Although Lopez enjoys her time in the classroom, she believes teaching and her creative process are completely different. For her, the creator and the critic are separate entities, and the strict analyses that classes focus on actually hinders her creative process.

“Art is created from the whole individual,” she said. “Sometimes in an early draft, you have to channel your physical memories, your emotional memories. It doesn’t help you to put it in a logical sense. Sometimes the point of a work of art is that it doesn’t hold intellectual sense. It holds an emotional core.”

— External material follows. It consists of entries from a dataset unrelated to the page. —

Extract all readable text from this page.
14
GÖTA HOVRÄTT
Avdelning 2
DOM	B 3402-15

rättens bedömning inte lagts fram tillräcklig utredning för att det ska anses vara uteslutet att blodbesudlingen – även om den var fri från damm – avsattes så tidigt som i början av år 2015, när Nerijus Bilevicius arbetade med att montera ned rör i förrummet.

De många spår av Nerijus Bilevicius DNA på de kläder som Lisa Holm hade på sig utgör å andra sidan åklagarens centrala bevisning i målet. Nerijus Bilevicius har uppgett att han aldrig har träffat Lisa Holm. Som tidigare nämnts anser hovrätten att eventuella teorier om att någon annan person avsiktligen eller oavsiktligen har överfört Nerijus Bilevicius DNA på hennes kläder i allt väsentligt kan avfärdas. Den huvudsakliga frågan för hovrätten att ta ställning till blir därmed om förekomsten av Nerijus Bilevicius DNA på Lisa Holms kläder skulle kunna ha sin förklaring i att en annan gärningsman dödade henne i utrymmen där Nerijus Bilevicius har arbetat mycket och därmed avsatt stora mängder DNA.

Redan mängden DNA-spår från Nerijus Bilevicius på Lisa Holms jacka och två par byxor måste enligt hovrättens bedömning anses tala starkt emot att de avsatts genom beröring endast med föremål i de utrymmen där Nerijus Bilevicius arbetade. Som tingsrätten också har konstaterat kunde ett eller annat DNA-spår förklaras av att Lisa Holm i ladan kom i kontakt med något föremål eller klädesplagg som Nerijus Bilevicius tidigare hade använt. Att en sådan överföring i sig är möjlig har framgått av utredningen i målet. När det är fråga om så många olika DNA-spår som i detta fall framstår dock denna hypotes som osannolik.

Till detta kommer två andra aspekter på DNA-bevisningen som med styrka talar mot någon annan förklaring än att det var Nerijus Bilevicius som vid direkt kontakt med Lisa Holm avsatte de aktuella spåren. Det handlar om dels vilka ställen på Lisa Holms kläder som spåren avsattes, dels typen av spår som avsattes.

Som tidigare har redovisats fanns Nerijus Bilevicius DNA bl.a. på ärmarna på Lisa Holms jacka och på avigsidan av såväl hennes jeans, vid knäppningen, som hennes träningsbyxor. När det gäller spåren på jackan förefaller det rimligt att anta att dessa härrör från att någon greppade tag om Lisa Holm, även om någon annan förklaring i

Lopez encourages anyone who feels drawn to theatre to fully pursue their passion—experience from participation is the most important factor for success. She believes that every individual has a unique voice that deserves to be heard in the world, and if writing is the best medium for expression, practice and resilience are keys to fulfilment.

“Writing is a constant exercise in looking outward at the world and also looking inward,” Lopez said. “I always tell my students, ‘Your piece doesn’t have to be perfect, it just has to be yours.’”

Beyond engaging creatively in theatre, Lopez reminds students interested in theatre of other ways to get involved. Designing, fundraising, and marketing are other ways to become professionally engaged in theatre, and even just going to performances can help support the arts.

Most importantly, Lopez stresses the necessity of a support system around young artists and the ability to separate constructive criticism from simply malicious negativity.

“You have to surround yourself with people who believe in you and in your voice, and you have to listen to them,” Lopez said.